Saving data in delta format

So far you've seen how to save a dataframe as a delta table (creating both the table schema definition in the metastore and the data files in delta format) and how to create the table definition (which creates the table schema in the metastore without saving any data files). A third possibility is to save data in delta format without creating a table definition in the metastore. This approach can be useful when you want to persist the results of data transformations performed in Spark in a file format over which you can later "overlay" a table definition or process directly by using the delta lake API.

For example, the following PySpark code saves a dataframe to a new folder location in delta format:

delta_path = "Files/mydatatable"
df.write.format("delta").save(delta_path)

After saving the delta file, the path location you specified includes Parquet files containing the data and a _delta_log folder containing the transaction logs for the data.
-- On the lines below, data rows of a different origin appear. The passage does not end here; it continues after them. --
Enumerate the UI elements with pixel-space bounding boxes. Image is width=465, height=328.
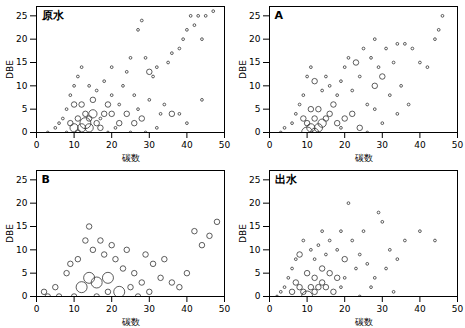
svg-text:50: 50 [452, 304, 464, 314]
svg-text:碳数: 碳数 [121, 317, 140, 327]
svg-text:15: 15 [249, 221, 260, 231]
svg-text:50: 50 [452, 140, 464, 150]
svg-text:10: 10 [249, 81, 261, 91]
svg-text:碳数: 碳数 [354, 317, 373, 327]
svg-text:DBE: DBE [5, 224, 15, 243]
svg-text:25: 25 [16, 11, 27, 21]
svg-text:50: 50 [219, 140, 231, 150]
svg-text:10: 10 [68, 140, 80, 150]
svg-text:25: 25 [16, 175, 27, 185]
svg-text:40: 40 [414, 140, 426, 150]
svg-text:10: 10 [301, 304, 313, 314]
svg-text:原水: 原水 [41, 9, 65, 22]
svg-text:B: B [42, 173, 50, 186]
svg-text:20: 20 [106, 304, 118, 314]
svg-text:DBE: DBE [238, 60, 248, 79]
svg-text:DBE: DBE [238, 224, 248, 243]
svg-text:碳数: 碳数 [354, 153, 373, 163]
svg-text:10: 10 [249, 245, 261, 255]
svg-text:15: 15 [249, 57, 260, 67]
svg-text:5: 5 [255, 268, 261, 278]
svg-text:0: 0 [267, 140, 273, 150]
svg-text:20: 20 [249, 34, 261, 44]
svg-text:20: 20 [16, 34, 28, 44]
svg-text:0: 0 [22, 291, 28, 301]
svg-text:30: 30 [144, 304, 156, 314]
svg-text:碳数: 碳数 [121, 153, 140, 163]
svg-text:25: 25 [249, 11, 260, 21]
svg-text:5: 5 [22, 104, 28, 114]
svg-text:30: 30 [377, 304, 389, 314]
svg-text:15: 15 [16, 221, 27, 231]
svg-text:50: 50 [219, 304, 231, 314]
svg-text:25: 25 [249, 175, 260, 185]
svg-text:0: 0 [267, 304, 273, 314]
svg-text:15: 15 [16, 57, 27, 67]
svg-text:0: 0 [34, 304, 40, 314]
svg-text:10: 10 [301, 140, 313, 150]
svg-text:0: 0 [255, 127, 261, 137]
svg-text:40: 40 [181, 304, 193, 314]
svg-text:40: 40 [414, 304, 426, 314]
svg-text:20: 20 [339, 140, 351, 150]
svg-text:20: 20 [249, 198, 261, 208]
svg-text:0: 0 [34, 140, 40, 150]
svg-text:10: 10 [68, 304, 80, 314]
svg-text:10: 10 [16, 81, 28, 91]
svg-text:30: 30 [377, 140, 389, 150]
svg-text:5: 5 [255, 104, 261, 114]
svg-text:10: 10 [16, 245, 28, 255]
svg-text:20: 20 [16, 198, 28, 208]
svg-text:20: 20 [106, 140, 118, 150]
svg-text:0: 0 [255, 291, 261, 301]
svg-text:A: A [275, 9, 284, 22]
svg-text:出水: 出水 [275, 173, 298, 186]
svg-text:20: 20 [339, 304, 351, 314]
svg-text:40: 40 [181, 140, 193, 150]
svg-text:0: 0 [22, 127, 28, 137]
svg-text:DBE: DBE [5, 60, 15, 79]
svg-text:30: 30 [144, 140, 156, 150]
svg-text:5: 5 [22, 268, 28, 278]
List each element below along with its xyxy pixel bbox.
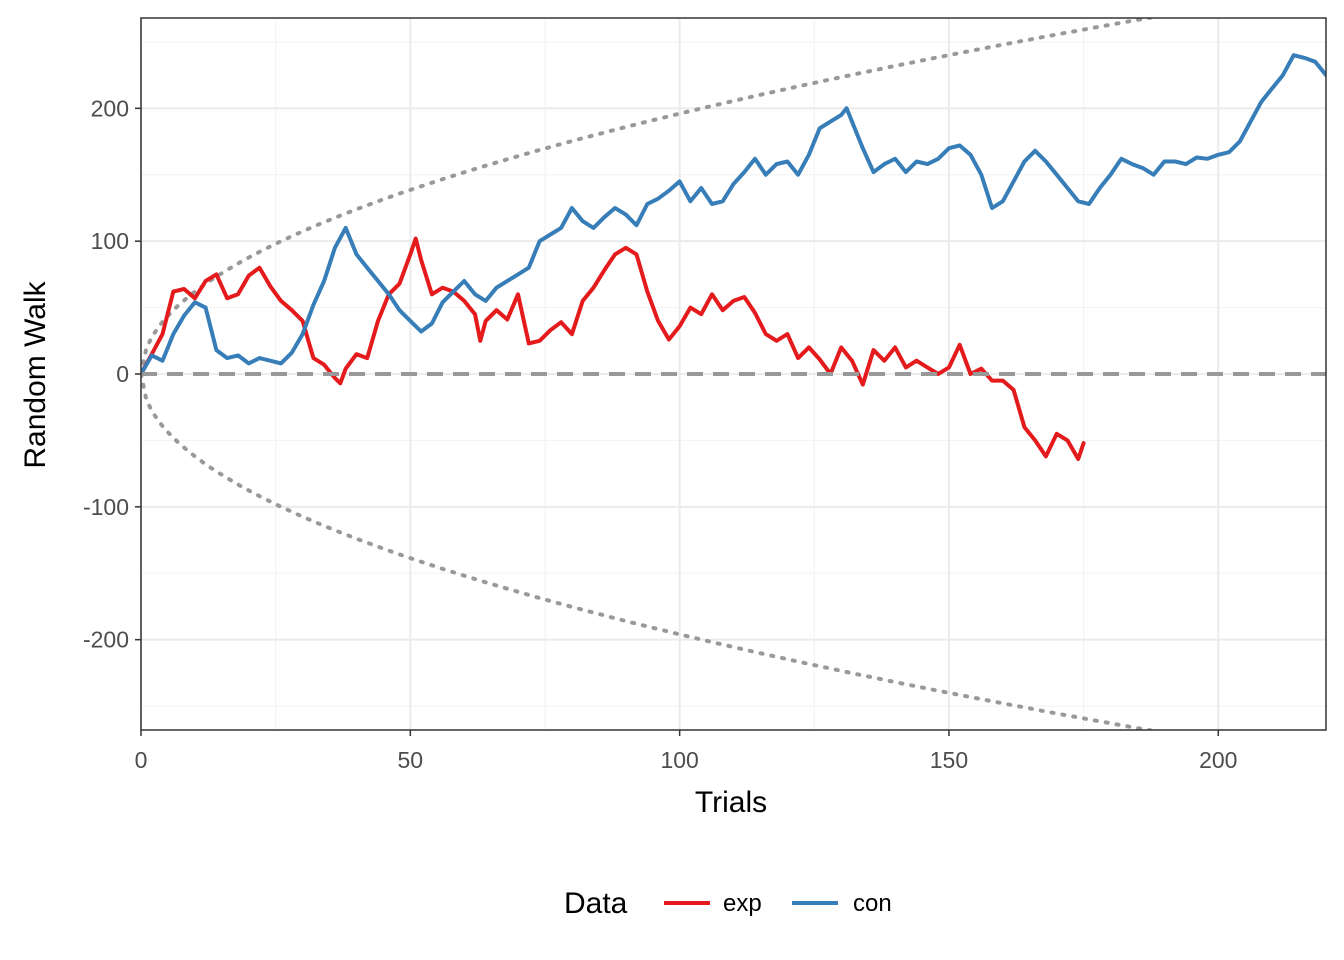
x-tick-label: 0: [135, 747, 148, 773]
reference-lines: [141, 18, 1160, 730]
y-tick-label: 200: [91, 95, 129, 121]
upper-boundary-line: [141, 18, 1160, 376]
legend-label-exp: exp: [723, 890, 762, 917]
x-tick-label: 150: [930, 747, 968, 773]
series-line-con: [141, 53, 1326, 376]
y-tick-label: -200: [83, 627, 129, 653]
y-tick-label: 0: [116, 361, 129, 387]
lower-boundary-line: [141, 372, 1160, 730]
series-layer: [141, 53, 1326, 461]
x-axis: 0 50 100 150 200: [135, 730, 1237, 773]
y-tick-label: -100: [83, 494, 129, 520]
y-axis-title: Random Walk: [19, 280, 52, 468]
x-tick-label: 200: [1199, 747, 1237, 773]
legend-title: Data: [564, 887, 628, 920]
legend: Data exp con: [564, 887, 892, 920]
legend-label-con: con: [853, 890, 892, 917]
y-axis: -200 -100 0 100 200: [83, 95, 141, 653]
y-tick-label: 100: [91, 228, 129, 254]
x-tick-label: 100: [660, 747, 698, 773]
x-tick-label: 50: [398, 747, 424, 773]
x-axis-title: Trials: [695, 786, 767, 819]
Any modifications made to the data through the delta lake API or in an external table that is subsequently created on the folder will be recorded in the transaction logs.

You can replace the contents of an existing folder with the data in a dataframe by using the overwrite mode, as shown here:

new_df.write.format("delta").mode("overwrite").save(delta_path)

You can also add rows from a dataframe to an existing folder by using the append mode:

new_rows_df.write.format("delta").mode("append").save(delta_path)

Tip

If you use the technique described here to save a dataframe to the Tables location in the lakehouse, Microsoft Fabric uses an automatic table discovery capability to create the corresponding table metadata in the metastore.